Comissão Nacional da Verdade ouviu depoimento de participante do Massacre de Medianeira
“Na hora que acender a luz, você se joga (no chão)”. Foi essa a principal instrução dada ao agente Otávio Rainolfo da Silva, membro do Centro de Informações do Exército (CIE), antes de adentrar na mata para uma operação sigilosa.Era julho de 1974. Motorista do batalhão de Foz do Iguaçu (PR), Silva agia, ao lado do sargento Alberi Vieira dos Santos, como infiltrado entre cinco guerrilheiros da Vanguarda Popular Revolucionária, grupo clandestino que combatia a ditadura.
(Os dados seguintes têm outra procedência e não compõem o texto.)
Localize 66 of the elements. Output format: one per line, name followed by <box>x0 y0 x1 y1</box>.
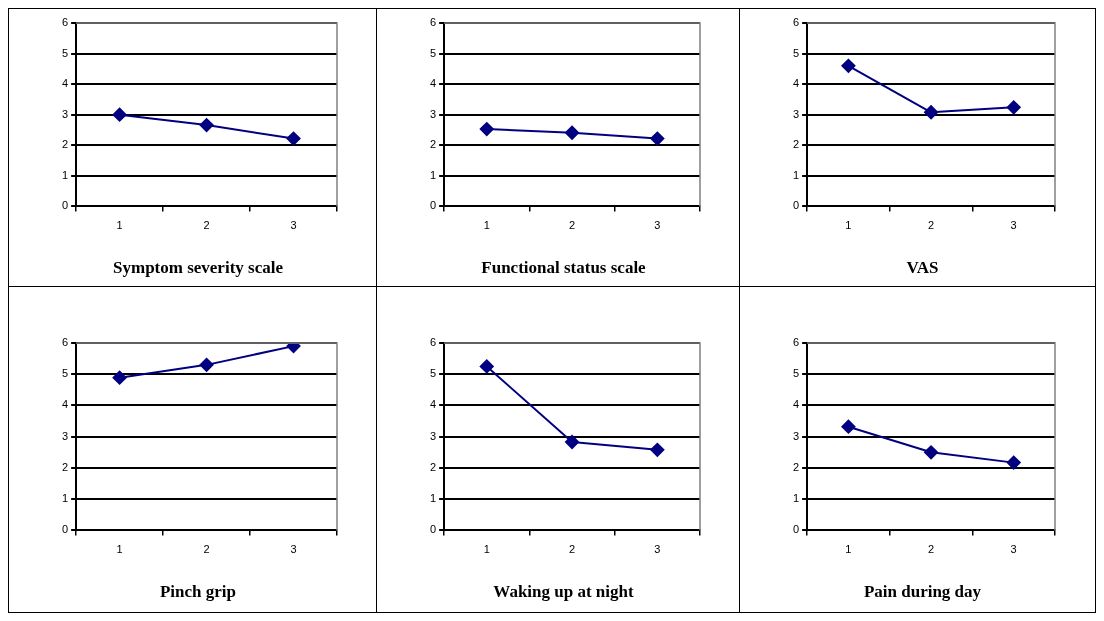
y-tick-label: 0 <box>61 199 69 212</box>
y-tick-label: 5 <box>792 367 800 380</box>
y-tick-label: 6 <box>792 336 800 349</box>
x-tick-label: 1 <box>845 543 852 556</box>
y-tick-label: 0 <box>61 523 69 536</box>
y-tick-label: 6 <box>61 336 69 349</box>
y-tick-label: 2 <box>61 138 69 151</box>
y-tick-label: 0 <box>792 199 800 212</box>
y-tick-label: 2 <box>792 460 800 473</box>
y-tick-label: 4 <box>61 398 69 411</box>
y-tick-label: 1 <box>792 168 800 181</box>
y-tick-label: 5 <box>429 367 437 380</box>
x-tick-label: 3 <box>290 543 297 556</box>
y-tick-label: 2 <box>792 138 800 151</box>
y-tick-label: 3 <box>61 429 69 442</box>
x-tick-label: 2 <box>569 543 576 556</box>
x-tick-label: 1 <box>116 219 123 232</box>
text: Symptom severity scale <box>113 258 284 278</box>
y-tick-label: 5 <box>429 46 437 59</box>
y-tick-label: 4 <box>429 77 437 90</box>
y-tick-label: 3 <box>429 107 437 120</box>
y-tick-label: 4 <box>792 398 800 411</box>
y-tick-label: 5 <box>61 367 69 380</box>
x-tick-label: 3 <box>1010 543 1017 556</box>
y-tick-label: 5 <box>792 46 800 59</box>
text: Pain during day <box>863 582 982 602</box>
y-tick-label: 0 <box>429 199 437 212</box>
x-tick-label: 1 <box>845 219 852 232</box>
x-tick-label: 3 <box>654 543 661 556</box>
y-tick-label: 1 <box>61 168 69 181</box>
y-tick-label: 2 <box>429 460 437 473</box>
y-tick-label: 5 <box>61 46 69 59</box>
y-tick-label: 1 <box>792 492 800 505</box>
y-tick-label: 0 <box>792 523 800 536</box>
x-tick-label: 2 <box>203 543 210 556</box>
y-tick-label: 3 <box>61 107 69 120</box>
y-tick-label: 6 <box>61 16 69 29</box>
y-tick-label: 1 <box>429 168 437 181</box>
x-tick-label: 2 <box>928 543 935 556</box>
x-tick-label: 2 <box>928 219 935 232</box>
text: VAS <box>906 258 939 278</box>
x-tick-label: 3 <box>1010 219 1017 232</box>
y-tick-label: 6 <box>429 336 437 349</box>
text: Pinch grip <box>159 582 237 602</box>
y-tick-label: 4 <box>61 77 69 90</box>
x-tick-label: 2 <box>203 219 210 232</box>
x-tick-label: 1 <box>483 543 490 556</box>
y-tick-label: 2 <box>429 138 437 151</box>
y-tick-label: 0 <box>429 523 437 536</box>
y-tick-label: 3 <box>429 429 437 442</box>
x-tick-label: 3 <box>290 219 297 232</box>
y-tick-label: 6 <box>792 16 800 29</box>
text: Functional status scale <box>481 258 647 278</box>
x-tick-label: 1 <box>483 219 490 232</box>
text: Waking up at night <box>493 582 634 602</box>
x-tick-label: 2 <box>569 219 576 232</box>
x-tick-label: 3 <box>654 219 661 232</box>
y-tick-label: 1 <box>429 492 437 505</box>
y-tick-label: 2 <box>61 460 69 473</box>
y-tick-label: 4 <box>429 398 437 411</box>
x-tick-label: 1 <box>116 543 123 556</box>
y-tick-label: 3 <box>792 107 800 120</box>
y-tick-label: 4 <box>792 77 800 90</box>
y-tick-label: 3 <box>792 429 800 442</box>
y-tick-label: 6 <box>429 16 437 29</box>
y-tick-label: 1 <box>61 492 69 505</box>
Antes disso, os cinco guerrilheiros estavam exilados na Argentina. Haviam desistido da luta armada, mas foram convencidos a voltar por Alberi. Disfarçado de esquerdista, o sargento dissera a eles que um novo foco de guerrilha seria formado no Oeste do Paraná. Os seis viajaram então da Argentina ao Parque Nacional do Iguaçu.
A luz era a senha para que os infiltrados se protegessem, instante em que os outros militares começariam a matar. A emboscada ficou conhecida como Massacre de Medianeira.
“De repente, as luzes acenderam, e teve um tiroteio. Praticamente acabou com todo mundo. Se eu não me deitasse, tinha morrido também”.
A descrição foi feita por Silva à Comissão da Verdade do Paraná, em junho de 2013, numa sessão reservada e em conjunto com a Comissão Nacional da Verdade. Parte de seu depoimento está no relatório do grupo paranaense, entregue em dezembro. O documento foi obtido pelo jornal “Folha de S.Paulo”.
Os cinco guerrilheiros – José Lavecchia, Joel de Carvalho, Daniel Carvalho, Victor Carlos Ramos e o argentino Ernesto Ruggia – foram mortos na emboscada. Outro líder da VPR que se juntaria ao grupo, Onofre Pinto, foi assassinado pelos militares dias depois. Os corpos dos seis nunca foram achados.
“O Alberi falou para eles (os cinco guerrilheiros) que tinha muitas armas guardadas. Convenceu na crocodilagem”, contou Silva.
Onofre ficara num sítio porque era “muito conhecido”. Junto com o ex-ministro José Dirceu e outros, ele havia sido banido do país após o sequestro e a libertação do embaixador dos Estados Unidos Charles Elbrick, em 1969.
Onofre foi levado a um centro do Exército, onde tentaram convencê-lo a atuar como “cachorro” (militante que mudou de lado e ajudava os militares). Dias depois, recebeu uma injeção de shelltox, um inseticida.
Segundo Silva, Onofre teve os dedos, a arcada dentária e tripas removidos. Depois foi jogado num rio. Os demais foram enterrados no parque, supõe o motorista.
O Ministério Público Federal chegou a abrir um inquérito em 2009 para apurar o desaparecimento dos militantes, mas o arquivou por falta de provas.
Malhães
Operador. Alberi, morto em 1979, era o principal ator da operação, chamada Juriti. Um de seus comandantes era o coronel Paulo Malhães, que, em 2014, assumiu torturas à Comissão Nacional da Verdade.